The Carbonaceous Aerosols and Radiative Effects Study (CARES) took place in the central California region, to the northeast of Sacramento, from June 2-28, 2010. This field campaign was designed to increase scientific knowledge about evolution of black carbon and secondary organic aerosols from both urban/manmade and biogenic sources. New knowledge gained from subsequent detailed process-level analyses can then be integrated into regional and global aerosol models used for simulating the direct and indirect radiative effects on climate.
Comprehensive and complementary data sets of trace gases and aerosols were taken from the daily evolving Sacramento urban plume under relatively well-defined and regular meteorological conditions using multiple suites of ground-based and airborne instruments.
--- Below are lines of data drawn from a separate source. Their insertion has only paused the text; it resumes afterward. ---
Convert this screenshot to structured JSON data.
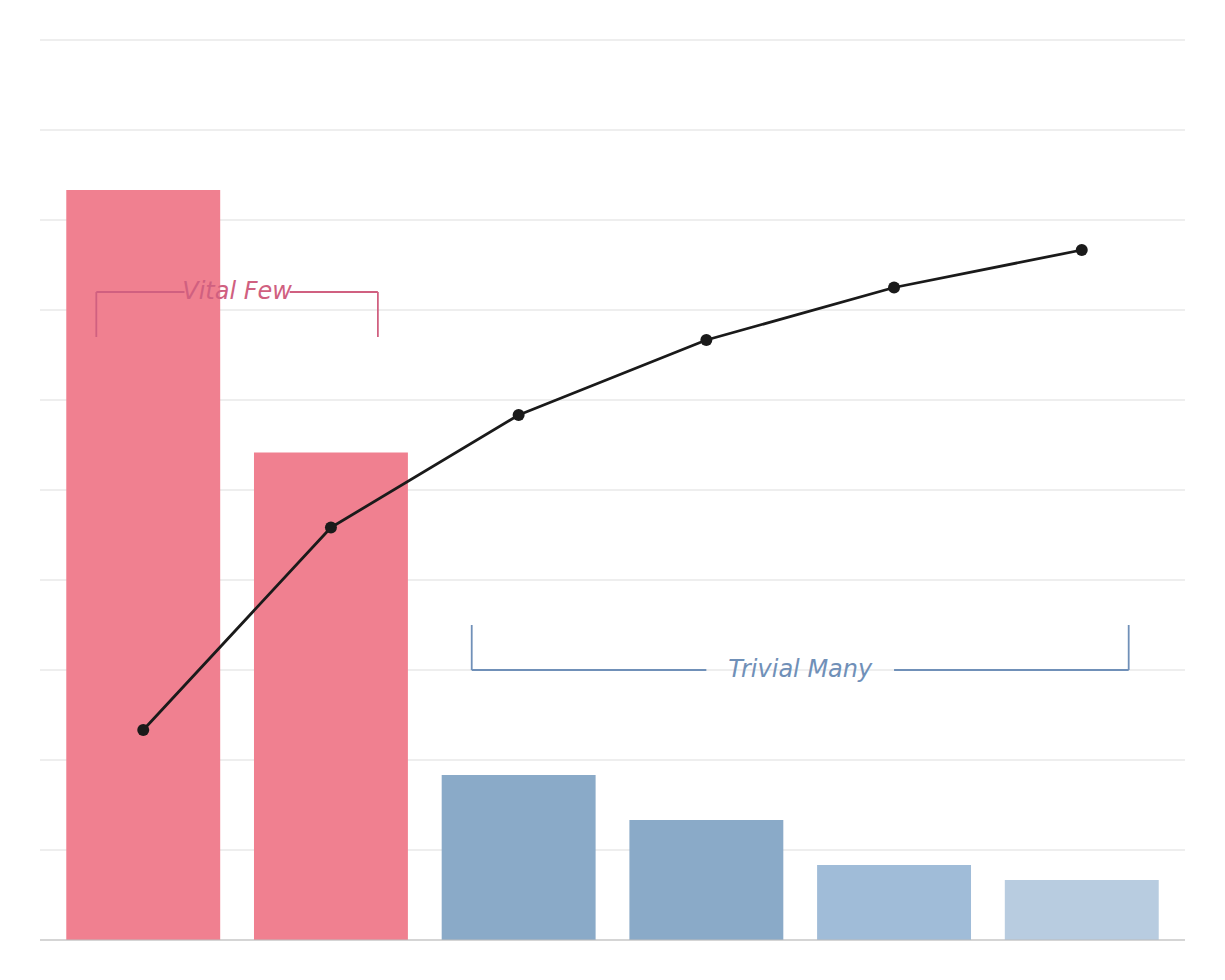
{
  "chart_data": {
    "type": "bar",
    "categories": [
      null,
      null,
      null,
      null,
      null,
      null
    ],
    "series": [
      {
        "type": "bar",
        "colors": [
          "#f08090",
          "#f08090",
          "#8aaac8",
          "#8aaac8",
          "#a0bcd8",
          "#b8cce0"
        ],
        "values": [
          100,
          65,
          22,
          16,
          10,
          8
        ]
      },
      {
        "type": "line",
        "color": "#1a1a1a",
        "marker": "circle",
        "values": [
          28,
          55,
          70,
          80,
          87,
          92
        ]
      }
    ],
    "ylim": [
      0,
      120
    ],
    "yticks": [
      0,
      12,
      24,
      36,
      48,
      60,
      72,
      84,
      96,
      108,
      120
    ],
    "grid": true,
    "tick_labels": false,
    "annotations": [
      {
        "text": "Vital Few",
        "color": "#d06080"
      },
      {
        "text": "Trivial Many",
        "color": "#7090b8"
      }
    ]
  }
}
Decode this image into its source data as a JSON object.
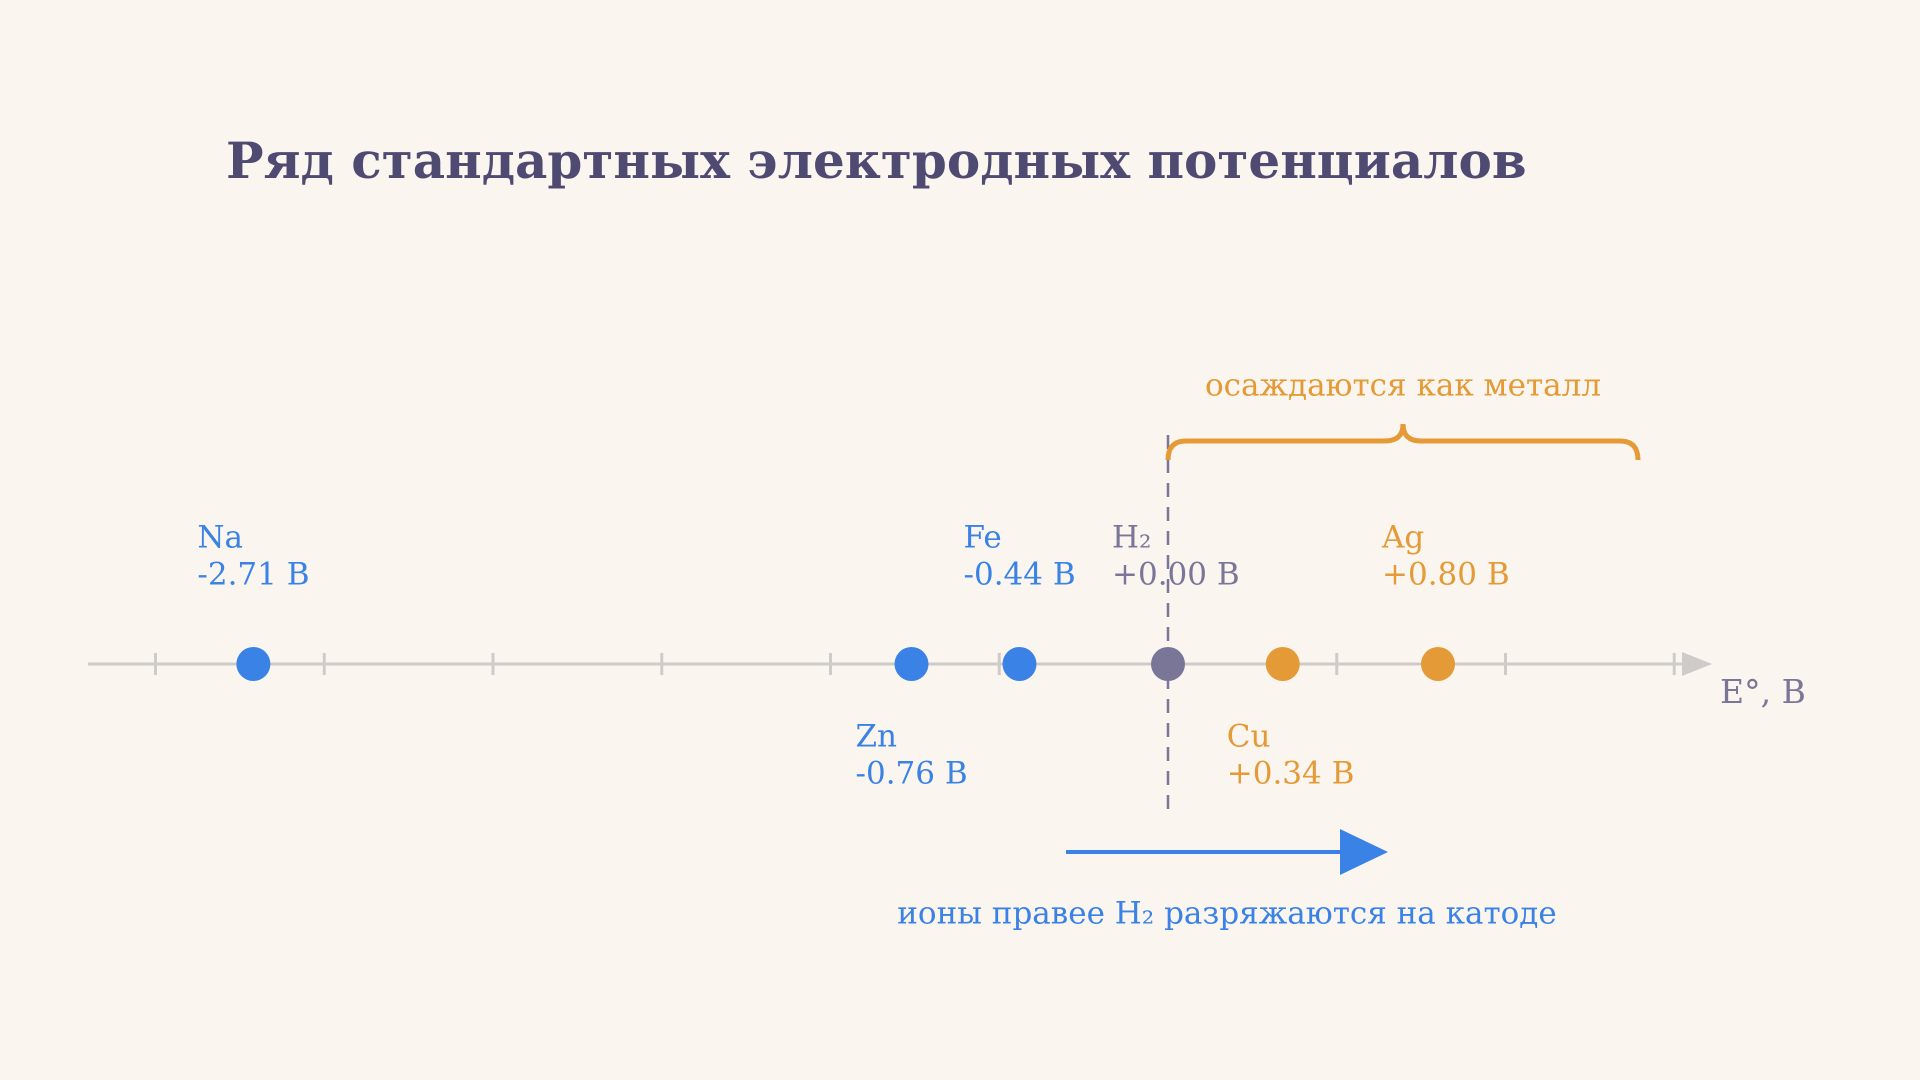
{
  "chart_data": {
    "type": "number-line",
    "title": "Ряд стандартных электродных потенциалов",
    "x_label": "E°,  В",
    "categories": [
      "Na",
      "Zn",
      "Fe",
      "H₂",
      "Cu",
      "Ag"
    ],
    "values": [
      -2.71,
      -0.76,
      -0.44,
      0,
      0.34,
      0.8
    ],
    "value_labels": [
      "-2.71 В",
      "-0.76 В",
      "-0.44 В",
      "+0.00 В",
      "+0.34 В",
      "+0.80 В"
    ],
    "colors": [
      "#3b82e6",
      "#3b82e6",
      "#3b82e6",
      "#7a7698",
      "#e49a36",
      "#e49a36"
    ],
    "xlim": [
      -3.2,
      1.6
    ],
    "xticks": [
      -3,
      -2.5,
      -2,
      -1.5,
      -1,
      -0.5,
      0,
      0.5,
      1,
      1.5
    ],
    "annotations": [
      "осаждаются как металл",
      "ионы правее H₂ разряжаются на катоде"
    ]
  }
}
To obtain the airborne data, the ARM Aerial Facility conducted regular flights through and around the Sacramento plume by a Gulfstream (G-1) research aircraft. The G-1’s flights coordinated with ground-based operations at two sites: one within the Sacramento urban source area and the other in the downwind area about 70 km to the northeast in a small town called Cool.
An important advantage in selecting the Sacramento area as the site for the CARES field campaign was the unique opportunity for collaboration with investigators from the California Air Resources Board, (CARB), the National Oceanic and Atmospheric Administration (NOAA), and the California Energy Commission (CEC), who planned a major field study, CALNEX 2010, in the Central Valley and Southern California regions in summer 2010.